Last night, I saw exactly what this exploration could look like. I went to a show at London's Southbank Centre that featured collaborations between beatboxer Shlomo and several Indian musicians, some from the kathak tradition and some from a sort of contemporary Tamil-pop fusion angle.
There's no video up on the internet yet, but you can hear an example of some of the collaborative stuff that Shlomo and Gauri Sharma Tripathi were putting together on Shlomo's site. I enjoyed the Shlomo-Gauri collaborative stuff a lot, especially since it reminded me of what I had been experimenting with in Chennai, replacing the syllables of konnakol vocal percussion patterns with beatbox sounds.
The centerpiece of the evening, however, was a massive, 15 minute long, all-vocal kathak-beatbox piece that incorporated a 35 person choir. I watched it being rehearsed for much of the afternoon, and was floored by the sheer ambition and scale of the piece. It was worlds away from a normal beatbox routine, worlds away from a normal choir piece, and worlds away from a normal kathak performance. The piece started with the choir dispersed in small groups throughout the hall. One group started with a simple, repeated 'ta' and other groups slowly joined in with other syllabic patterns to build a surround-sound rhythmic tapestry of voices.
The piece really crossed the line from musical experimentation into serious art, which was a powerful thing to witness. One of the two most memorable parts of the piece saw the 35 young British girls, nearly all of Indian heritage, all dressed in colorful Indian robes, break away from the Kathak rhythms and join Shlomo and Bellatrix in a staged beatbox battle, complete with hiphop attitude. Watching the girls giggle and strut as they tried to seem as hiphop as possible for this part of the piece, I couldn't help but think of the whole thing as a staged version of the experience of Indian communities throughout the west.

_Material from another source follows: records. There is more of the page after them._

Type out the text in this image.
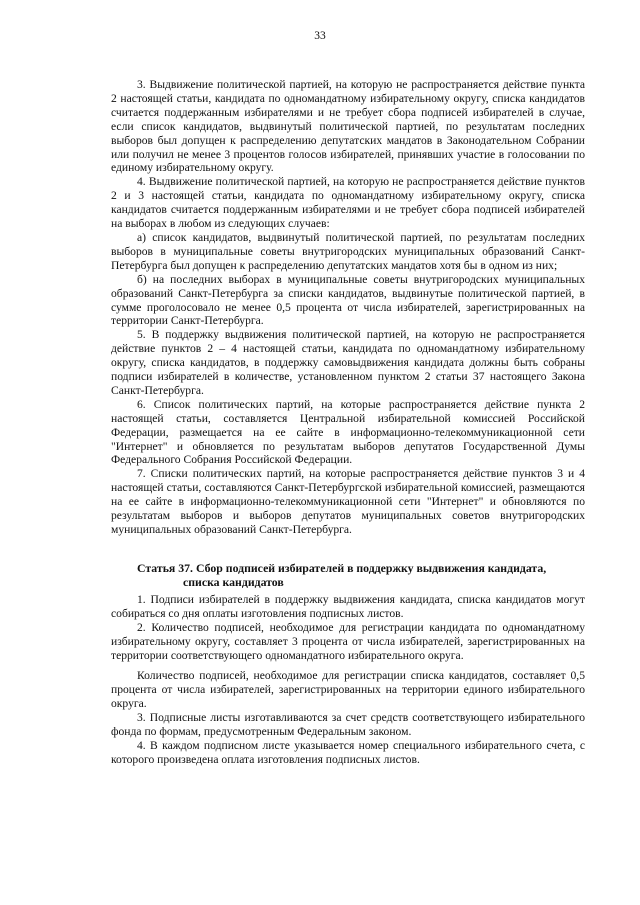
33

3. Выдвижение политической партией, на которую не распространяется действие пункта 2 настоящей статьи, кандидата по одномандатному избирательному округу, списка кандидатов считается поддержанным избирателями и не требует сбора подписей избирателей в случае, если список кандидатов, выдвинутый политической партией, по результатам последних выборов был допущен к распределению депутатских мандатов в Законодательном Собрании или получил не менее 3 процентов голосов избирателей, принявших участие в голосовании по единому избирательному округу.

4. Выдвижение политической партией, на которую не распространяется действие пунктов 2 и 3 настоящей статьи, кандидата по одномандатному избирательному округу, списка кандидатов считается поддержанным избирателями и не требует сбора подписей избирателей на выборах в любом из следующих случаев:

а) список кандидатов, выдвинутый политической партией, по результатам последних выборов в муниципальные советы внутригородских муниципальных образований Санкт-Петербурга был допущен к распределению депутатских мандатов хотя бы в одном из них;

б) на последних выборах в муниципальные советы внутригородских муниципальных образований Санкт-Петербурга за списки кандидатов, выдвинутые политической партией, в сумме проголосовало не менее 0,5 процента от числа избирателей, зарегистрированных на территории Санкт-Петербурга.

5. В поддержку выдвижения политической партией, на которую не распространяется действие пунктов 2 – 4 настоящей статьи, кандидата по одномандатному избирательному округу, списка кандидатов, в поддержку самовыдвижения кандидата должны быть собраны подписи избирателей в количестве, установленном пунктом 2 статьи 37 настоящего Закона Санкт-Петербурга.

6. Список политических партий, на которые распространяется действие пункта 2 настоящей статьи, составляется Центральной избирательной комиссией Российской Федерации, размещается на ее сайте в информационно-телекоммуникационной сети "Интернет" и обновляется по результатам выборов депутатов Государственной Думы Федерального Собрания Российской Федерации.

7. Списки политических партий, на которые распространяется действие пунктов 3 и 4 настоящей статьи, составляются Санкт-Петербургской избирательной комиссией, размещаются на ее сайте в информационно-телекоммуникационной сети "Интернет" и обновляются по результатам выборов и выборов депутатов муниципальных советов внутригородских муниципальных образований Санкт-Петербурга.

Статья 37. Сбор подписей избирателей в поддержку выдвижения кандидата,
списка кандидатов

1. Подписи избирателей в поддержку выдвижения кандидата, списка кандидатов могут собираться со дня оплаты изготовления подписных листов.

2. Количество подписей, необходимое для регистрации кандидата по одномандатному избирательному округу, составляет 3 процента от числа избирателей, зарегистрированных на территории соответствующего одномандатного избирательного округа.

Количество подписей, необходимое для регистрации списка кандидатов, составляет 0,5 процента от числа избирателей, зарегистрированных на территории единого избирательного округа.

3. Подписные листы изготавливаются за счет средств соответствующего избирательного фонда по формам, предусмотренным Федеральным законом.

4. В каждом подписном листе указывается номер специального избирательного счета, с которого произведена оплата изготовления подписных листов.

Indian parents move from Mumbai to London, and raise their kids to speak Hindi and appreciate the cultural traditions of their parents (in Mumbai girls learn kathak, in Chennai it would be bharatanatyam). But their kids are also fully British, and listen to R&B and hiphop music, which excited them in ways that kathak doesn't. You end up with this group of kids that move fluently between the two worlds, a cultural group that is something completely new.

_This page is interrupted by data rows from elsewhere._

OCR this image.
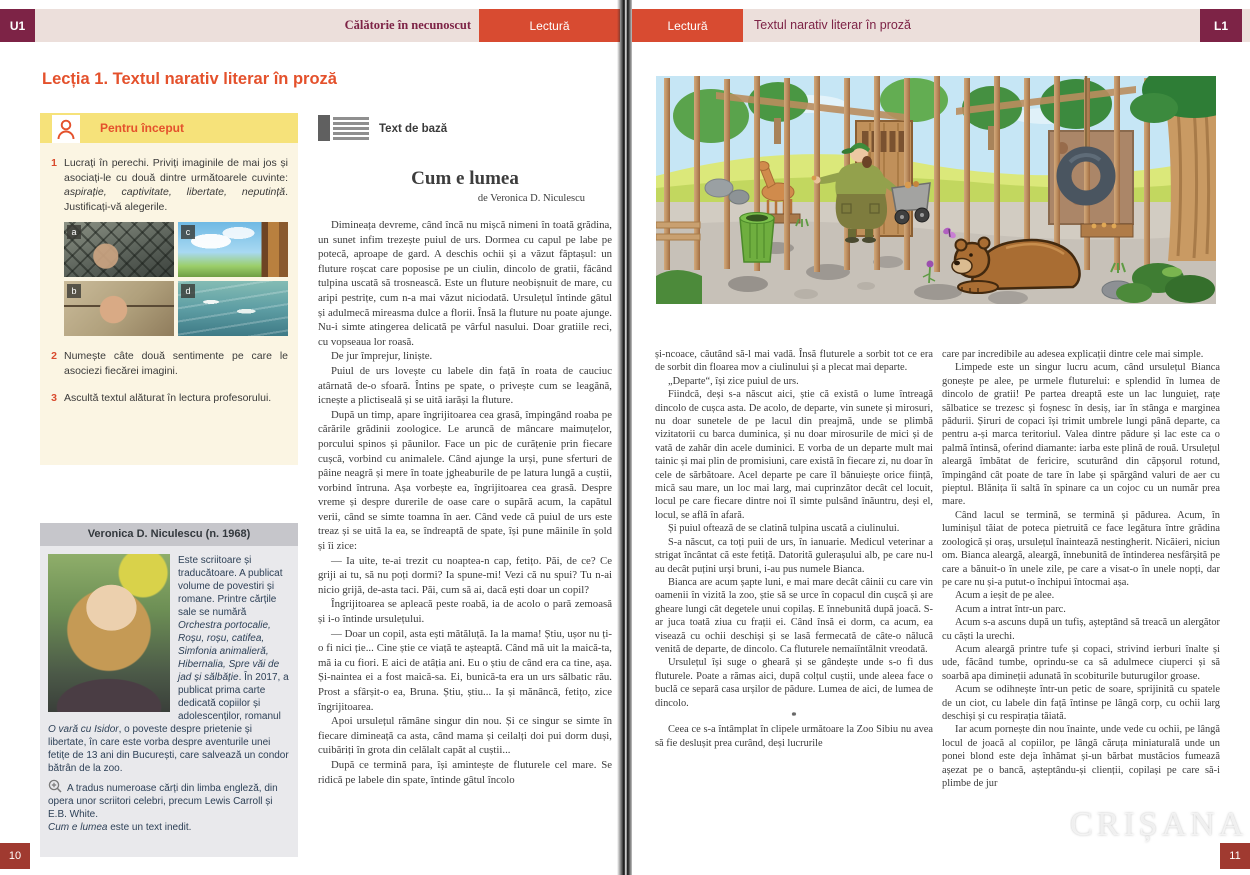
U1	Călătorie în necunoscut	Lectură
Lecția 1. Textul narativ literar în proză
Pentru început
1 Lucrați în perechi. Priviți imaginile de mai jos și asociați-le cu două dintre următoarele cuvinte: aspirație, captivitate, libertate, neputință. Justificați-vă alegerile.

a	c
b	d
2 Numește câte două sentimente pe care le asociezi fiecărei imagini.

3 Ascultă textul alăturat în lectura profesorului.

Veronica D. Niculescu (n. 1968)

Este scriitoare și traducătoare. A publicat volume de povestiri și romane. Printre cărțile sale se numără Orchestra portocalie, Roșu, roșu, catifea, Simfonia animalieră, Hibernalia, Spre văi de jad și sălbăție. În 2017, a publicat prima carte dedicată copiilor și adolescenților, romanul O vară cu Isidor, o poveste despre prietenie și libertate, în care este vorba despre aventurile unei fetițe de 13 ani din București, care salvează un condor bătrân de la zoo.

A tradus numeroase cărți din limba engleză, din opera unor scriitori celebri, precum Lewis Carroll și E.B. White.

Cum e lumea este un text inedit.

10
Text de bază
Cum e lumea
de Veronica D. Niculescu

Dimineața devreme, când încă nu mișcă nimeni în toată grădina, un sunet infim trezește puiul de urs. Dormea cu capul pe labe pe potecă, aproape de gard. A deschis ochii și a văzut făptașul: un fluture roșcat care poposise pe un ciulin, dincolo de gratii, făcând tulpina uscată să trosnească. Este un fluture neobișnuit de mare, cu aripi pestrițe, cum n-a mai văzut niciodată. Ursulețul întinde gâtul și adulmecă mireasma dulce a florii. Însă la fluture nu poate ajunge. Nu-i simte atingerea delicată pe vârful nasului. Doar gratiile reci, cu vopseaua lor roasă.

De jur împrejur, liniște.

Puiul de urs lovește cu labele din față în roata de cauciuc atârnată de-o sfoară. Întins pe spate, o privește cum se leagănă, icnește a plictiseală și se uită iarăși la fluture.

După un timp, apare îngrijitoarea cea grasă, împingând roaba pe cărările grădinii zoologice. Le aruncă de mâncare maimuțelor, porcului spinos și păunilor. Face un pic de curățenie prin fiecare cușcă, vorbind cu animalele. Când ajunge la urși, pune sferturi de pâine neagră și mere în toate jgheaburile de pe latura lungă a cuștii, vorbind întruna. Așa vorbește ea, îngrijitoarea cea grasă. Despre vreme și despre durerile de oase care o supără acum, la capătul verii, când se simte toamna în aer. Când vede că puiul de urs este treaz și se uită la ea, se îndreaptă de spate, își pune mâinile în șold și îi zice:

— Ia uite, te-ai trezit cu noaptea-n cap, fetițo. Păi, de ce? Ce griji ai tu, să nu poți dormi? Ia spune-mi! Vezi că nu spui? Tu n-ai nicio grijă, de-asta taci. Păi, cum să ai, dacă ești doar un copil?

Îngrijitoarea se apleacă peste roabă, ia de acolo o pară zemoasă și i-o întinde ursulețului.

— Doar un copil, asta ești mătăluță. Ia la mama! Știu, ușor nu ți-o fi nici ție... Cine știe ce viață te așteaptă. Când mă uit la maică-ta, mă ia cu fiori. E aici de atâția ani. Eu o știu de când era ca tine, așa. Și-naintea ei a fost maică-sa. Ei, bunică-ta era un urs sălbatic rău. Prost a sfârșit-o ea, Bruna. Știu, știu... Ia și mănâncă, fetițo, zice îngrijitoarea.

Apoi ursulețul rămâne singur din nou. Și ce singur se simte în fiecare dimineață ca asta, când mama și ceilalți doi pui dorm duși, cuibăriți în grota din celălalt capăt al cuștii...

După ce termină para, își amintește de fluturele cel mare. Se ridică pe labele din spate, întinde gâtul încolo

Lectură	Textul narativ literar în proză	L1

și-ncoace, căutând să-l mai vadă. Însă fluturele a sorbit tot ce era de sorbit din floarea mov a ciulinului și a plecat mai departe.

„Departe“, își zice puiul de urs.

Fiindcă, deși s-a născut aici, știe că există o lume întreagă dincolo de cușca asta. De acolo, de departe, vin sunete și mirosuri, nu doar sunetele de pe lacul din preajmă, unde se plimbă vizitatorii cu barca duminica, și nu doar mirosurile de mici și de vată de zahăr din acele duminici. E vorba de un departe mult mai tainic și mai plin de promisiuni, care există în fiecare zi, nu doar în cele de sărbătoare. Acel departe pe care îl bănuiește orice ființă, mică sau mare, un loc mai larg, mai cuprinzător decât cel locuit, locul pe care fiecare dintre noi îl simte pulsând înăuntru, deși el, locul, se află în afară.

Și puiul oftează de se clatină tulpina uscată a ciulinului.

S-a născut, ca toți puii de urs, în ianuarie. Medicul veterinar a strigat încântat că este fetiță. Datorită gulerașului alb, pe care nu-l au decât puțini urși bruni, i-au pus numele Bianca.

Bianca are acum șapte luni, e mai mare decât câinii cu care vin oamenii în vizită la zoo, știe să se urce în copacul din cușcă și are gheare lungi cât degetele unui copilaș. E înnebunită după joacă. S-ar juca toată ziua cu frații ei. Când însă ei dorm, ca acum, ea visează cu ochii deschiși și se lasă fermecată de câte-o nălucă venită de departe, de dincolo. Ca fluturele nemaiîntâlnit vreodată.

Ursulețul își suge o gheară și se gândește unde s-o fi dus fluturele. Poate a rămas aici, după colțul cuștii, unde aleea face o buclă ce separă casa urșilor de pădure. Lumea de aici, de lumea de dincolo.

*

Ceea ce s-a întâmplat în clipele următoare la Zoo Sibiu nu avea să fie deslușit prea curând, deși lucrurile

care par incredibile au adesea explicații dintre cele mai simple.

Limpede este un singur lucru acum, când ursulețul Bianca gonește pe alee, pe urmele fluturelui: e splendid în lumea de dincolo de gratii! Pe partea dreaptă este un lac lunguieț, rațe sălbatice se trezesc și foșnesc în desiș, iar în stânga e marginea pădurii. Șiruri de copaci își trimit umbrele lungi până departe, ca pentru a-și marca teritoriul. Valea dintre pădure și lac este ca o palmă întinsă, oferind diamante: iarba este plină de rouă. Ursulețul aleargă îmbătat de fericire, scuturând din căpșorul rotund, împingând cât poate de tare în labe și spărgând valuri de aer cu pieptul. Blănița îi saltă în spinare ca un cojoc cu un număr prea mare.

Când lacul se termină, se termină și pădurea. Acum, în luminișul tăiat de poteca pietruită ce face legătura între grădina zoologică și oraș, ursulețul înaintează nestingherit. Nicăieri, niciun om. Bianca aleargă, aleargă, înnebunită de întinderea nesfârșită pe care a bănuit-o în unele zile, pe care a visat-o în unele nopți, dar pe care nu și-a putut-o închipui întocmai așa.

Acum a ieșit de pe alee.

Acum a intrat într-un parc.

Acum s-a ascuns după un tufiș, așteptând să treacă un alergător cu căști la urechi.

Acum aleargă printre tufe și copaci, strivind ierburi înalte și ude, făcând tumbe, oprindu-se ca să adulmece ciuperci și să soarbă apa dimineții adunată în scobiturile buturugilor groase.

Acum se odihnește într-un petic de soare, sprijinită cu spatele de un ciot, cu labele din față întinse pe lângă corp, cu ochii larg deschiși și cu respirația tăiată.

Iar acum pornește din nou înainte, unde vede cu ochii, pe lângă locul de joacă al copiilor, pe lângă căruța miniaturală unde un ponei blond este deja înhămat și-un bărbat mustăcios fumează așezat pe o bancă, așteptându-și clienții, copilași pe care să-i plimbe de jur

CRIȘANA
11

This lesson was driven home in the last element of the piece. Gauri's 7 year old daughter Isha walked confidently out from backstage, clutching a wireless microphone as long as her forearm. She was dressed in a white hooded sweatshirt and took her place right in the middle of the stage, between Shlomo and Bellatrix, and between the two halves of the kathak choir. The choir finished its last pattern and Isha took over, confidently reciting a couple lines of poetry in Hindi that flowed right into a couple bars of her beatboxing. It was the perfect ending.

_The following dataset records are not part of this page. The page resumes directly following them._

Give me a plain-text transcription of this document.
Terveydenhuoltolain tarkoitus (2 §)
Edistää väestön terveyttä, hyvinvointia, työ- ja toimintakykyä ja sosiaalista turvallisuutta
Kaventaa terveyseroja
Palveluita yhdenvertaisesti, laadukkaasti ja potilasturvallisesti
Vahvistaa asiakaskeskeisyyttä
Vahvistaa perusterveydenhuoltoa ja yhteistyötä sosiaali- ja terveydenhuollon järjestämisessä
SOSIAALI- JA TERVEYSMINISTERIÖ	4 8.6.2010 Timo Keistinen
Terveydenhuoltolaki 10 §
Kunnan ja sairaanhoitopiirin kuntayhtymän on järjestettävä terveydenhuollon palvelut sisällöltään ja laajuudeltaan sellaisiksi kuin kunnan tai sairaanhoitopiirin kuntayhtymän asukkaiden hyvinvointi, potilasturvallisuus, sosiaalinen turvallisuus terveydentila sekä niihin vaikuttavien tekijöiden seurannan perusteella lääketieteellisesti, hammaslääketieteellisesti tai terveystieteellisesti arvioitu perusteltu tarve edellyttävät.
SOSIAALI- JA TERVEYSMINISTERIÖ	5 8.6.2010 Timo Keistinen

The concert itself ended in similar style, with Susheela Raman wailing out a cover of Dolly Parton's Jolene, accompanied by guitar, tabla, sarod, cajon, two beatboxers, and kathak rhythms. It was a rollicking, improvised jam (two of the musicians had to be pulled out of the audience and sent backstage to unpack their instruments for it) that went on for at least 10 minutes, and left the audience still wanting more.
All in all, the evening was incredible to witness. Not everything was polished, and you could see the performers feeling out the music as they went along. However, it was completely fresh. As an audience, we were taken along with musicians who said to us, "We don't know if this will work, but let's give it a shot." The fact that it worked so well in so many places was icing on the cake.